1er mars 1769
Ma chère nièce, j'ai été bien charmé de voir votre écriture, car vous savez que j'aime votre style et surtout votre souvenir.
L'idée de n'être point oublié de vous me console dans ma solitude. Il y a aujourd'hui un an que je ne suis sorti de ma chambre et de mon jardin qu'une seule fois. Vous me paraissez avoir pour Paris autant d'aversion qu'il m'inspire d'indifférence. Paris est fort bon pour ceux qui ont beaucoup d'ambition, de grandes passions et prodigieusement d'argent avec des goûts toujours renaissants à satisfaire. Quand on ne veut être que tranquille, on fait fort bien de renoncer à ce grand tourbillon. Paris a toujours été à peu près ce qu'il est, le centre du luxe et de la misère: c'est un grand jeu de pharaon où ceux qui taillent emboursent l'argent des pontes. Mais vous trouveriez Paris le pays de la félicité, si vous aviez vu comme moi le temps du système où il était défendu comme un crime d'état, d'avoir chez soi pour cinq cents francs d'argent. Vous n'étiez pas née lorsqu'on augmenta de cent francs la pension que l'on payait pour moi au collège, et que moyennant cette augmentation, j'eus du pain bis pendant toute l'année 1709. Les parisiens sont aujourd'hui des sybarites, et crient qu'ils sont couchés sur des noyaux de pêches parce que leur lit de roses n'est pas assez bien fait. Laissez les crier, et allez dormir en paix dans votre beau château d'Ornoi.

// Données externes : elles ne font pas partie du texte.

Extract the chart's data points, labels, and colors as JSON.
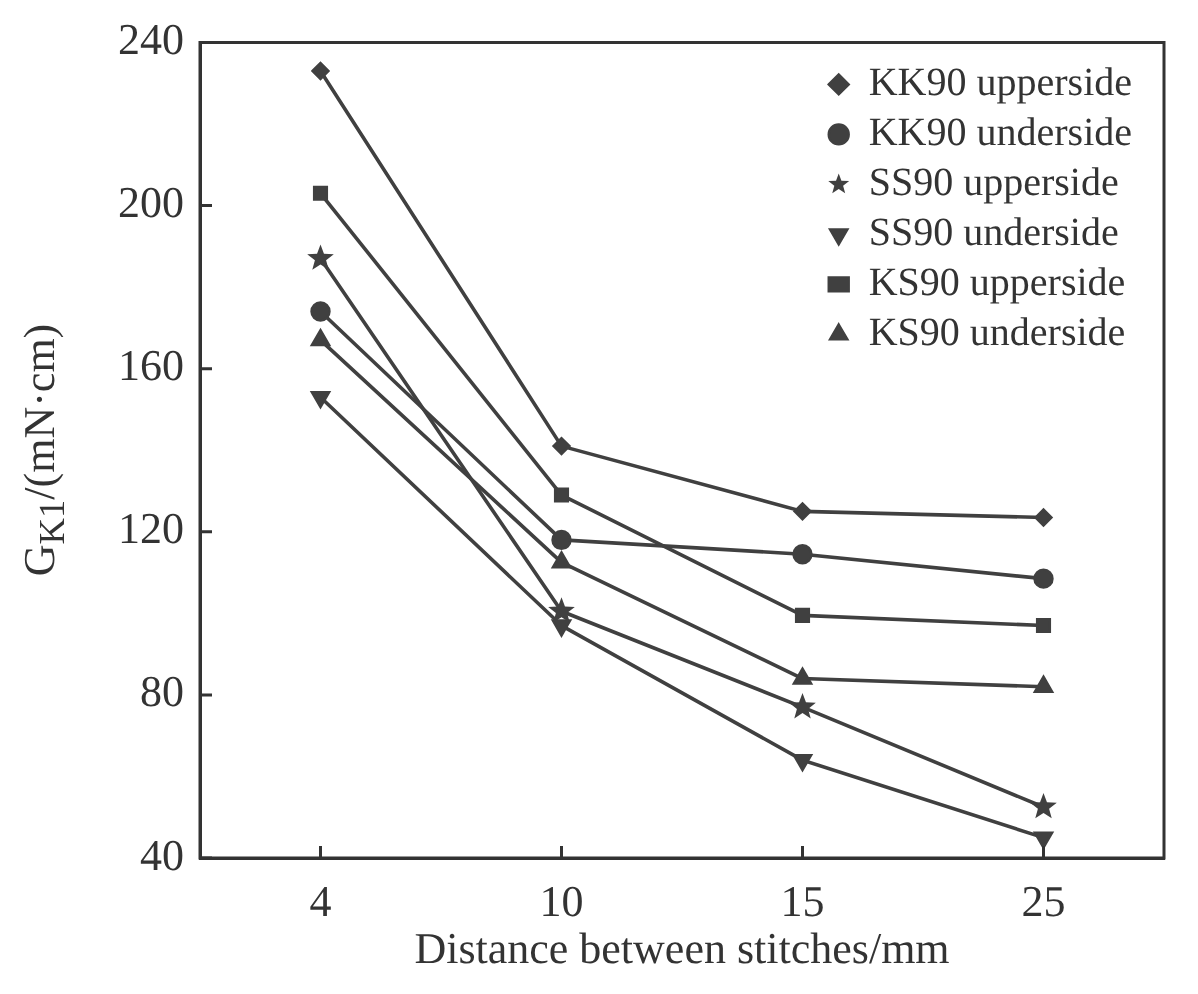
{
  "chart_data": {
    "type": "line",
    "xlabel": "Distance between stitches/mm",
    "ylabel": "G$_{K1}$/(mN·cm)",
    "categories": [
      "4",
      "10",
      "15",
      "25"
    ],
    "ylim": [
      40,
      240
    ],
    "yticks": [
      40,
      80,
      120,
      160,
      200,
      240
    ],
    "grid": false,
    "legend": "top right",
    "line_style": "solid",
    "series": [
      {
        "name": "KK90 upperside",
        "color": "#404040",
        "marker": "diamond",
        "values": [
          233,
          141,
          125,
          123.5
        ]
      },
      {
        "name": "KK90 underside",
        "color": "#404040",
        "marker": "circle",
        "values": [
          174,
          118,
          114.5,
          108.5
        ]
      },
      {
        "name": "SS90 upperside",
        "color": "#404040",
        "marker": "star",
        "values": [
          187,
          100.5,
          77,
          52.5
        ]
      },
      {
        "name": "SS90 underside",
        "color": "#404040",
        "marker": "triangle_down",
        "values": [
          153,
          97,
          64,
          45
        ]
      },
      {
        "name": "KS90 upperside",
        "color": "#404040",
        "marker": "square",
        "values": [
          203,
          129,
          99.5,
          97
        ]
      },
      {
        "name": "KS90 underside",
        "color": "#404040",
        "marker": "triangle",
        "values": [
          167,
          112.5,
          84,
          82
        ]
      }
    ]
  }
}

Je m'affaiblis tous les jours, ma chère nièce; je n'ai pas longtemps à vivre, et bientôt je vous dirai bonsoir. Si en attendant vous voulez vous amuser à Ornoi de quelques nouveautés, vous n'avez qu'à faire un marché avec la fermière générale qui se charge de vos paquets: on lui donnera la permission de les lire pourvu qu'elle vous les envoie bien honnêtement. Je vous embrasse, vous et m. de Florian de tout mon cœur.